Uno studio pubblicato su Scientific Reports, rivista del gruppo Nature, approfondisce la mobilità umana nel Sudan orientale tra 7.000 e 2.000 anni fa. La ricerca coinvolge Andrea Manzo, docente del Dipartimento Asia Africa e Mediterraneo dell’Università di Napoli L'Orientale, e Giusy Capasso, ricercatrice presso Sapienza Università di Roma ed ex studentessa dell’Ateneo.
Il lavoro analizza i movimenti di gruppi umani e animali attraverso l’analisi isotopica dello stronzio su denti umani e animali.
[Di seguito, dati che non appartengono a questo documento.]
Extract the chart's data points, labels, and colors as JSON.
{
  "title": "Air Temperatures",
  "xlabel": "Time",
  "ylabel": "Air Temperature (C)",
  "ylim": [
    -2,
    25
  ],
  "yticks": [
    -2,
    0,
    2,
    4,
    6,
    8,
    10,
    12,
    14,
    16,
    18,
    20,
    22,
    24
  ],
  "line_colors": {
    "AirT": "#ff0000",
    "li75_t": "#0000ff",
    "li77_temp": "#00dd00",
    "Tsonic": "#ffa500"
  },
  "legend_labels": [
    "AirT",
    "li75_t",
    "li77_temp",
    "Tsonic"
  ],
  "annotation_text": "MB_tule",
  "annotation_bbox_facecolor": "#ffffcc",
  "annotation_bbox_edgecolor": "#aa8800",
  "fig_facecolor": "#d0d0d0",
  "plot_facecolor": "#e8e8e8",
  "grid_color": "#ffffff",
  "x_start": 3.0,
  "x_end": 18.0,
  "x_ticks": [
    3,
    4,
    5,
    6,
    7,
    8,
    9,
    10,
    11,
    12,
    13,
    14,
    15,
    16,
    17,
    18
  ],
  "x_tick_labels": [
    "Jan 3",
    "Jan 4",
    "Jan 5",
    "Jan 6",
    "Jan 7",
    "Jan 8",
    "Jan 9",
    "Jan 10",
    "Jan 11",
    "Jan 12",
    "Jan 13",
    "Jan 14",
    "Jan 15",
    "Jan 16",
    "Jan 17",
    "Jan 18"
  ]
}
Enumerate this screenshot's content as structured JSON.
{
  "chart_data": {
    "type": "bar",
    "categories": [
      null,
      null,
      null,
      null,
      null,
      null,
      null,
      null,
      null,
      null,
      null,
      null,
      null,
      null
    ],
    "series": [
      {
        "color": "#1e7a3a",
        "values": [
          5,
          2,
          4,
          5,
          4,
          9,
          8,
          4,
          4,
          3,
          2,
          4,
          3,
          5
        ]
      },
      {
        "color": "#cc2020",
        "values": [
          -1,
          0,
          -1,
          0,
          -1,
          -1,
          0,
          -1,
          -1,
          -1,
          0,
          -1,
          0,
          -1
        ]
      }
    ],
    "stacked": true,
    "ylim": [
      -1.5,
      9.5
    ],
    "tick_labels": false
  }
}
Lo studio si inserisce nel più ampio quadro delle ricerche archeologiche dedicate alle trasformazioni legate al clima, alla mobilità e alla nascita delle economie produttive nella preistoria africana.
La ricerca è stata condotta nell’ambito della Italian Archaeological Expedition to Eastern Sudan (IAEES), missione promossa dall’Ateneo e ISMEO, con la collaborazione di istituzioni italiane e internazionali, tra cui NCAM, Columbia University e Polish Academy of Sciences.
Il percorso formativo di Giusy Capasso, avviato nel nostro Ateneo, evidenzia come esperienze maturate in questo contesto possano proseguire in ambiti di ricerca internazionale, contribuendo a progetti competitivi e a risultati pubblicati su riviste scientifiche di ampia diffusione.
Lo studio è stato sostenuto da finanziamenti dell’Ateneo, ISMEO, MAECI, MUR nell’ambito del PRIN 2022 ed ERC. I materiali analizzati sono conservati presso l’Ateneo, mentre i permessi di ricerca sono stati rilasciati dalla National Corporation for Antiquities and Museums.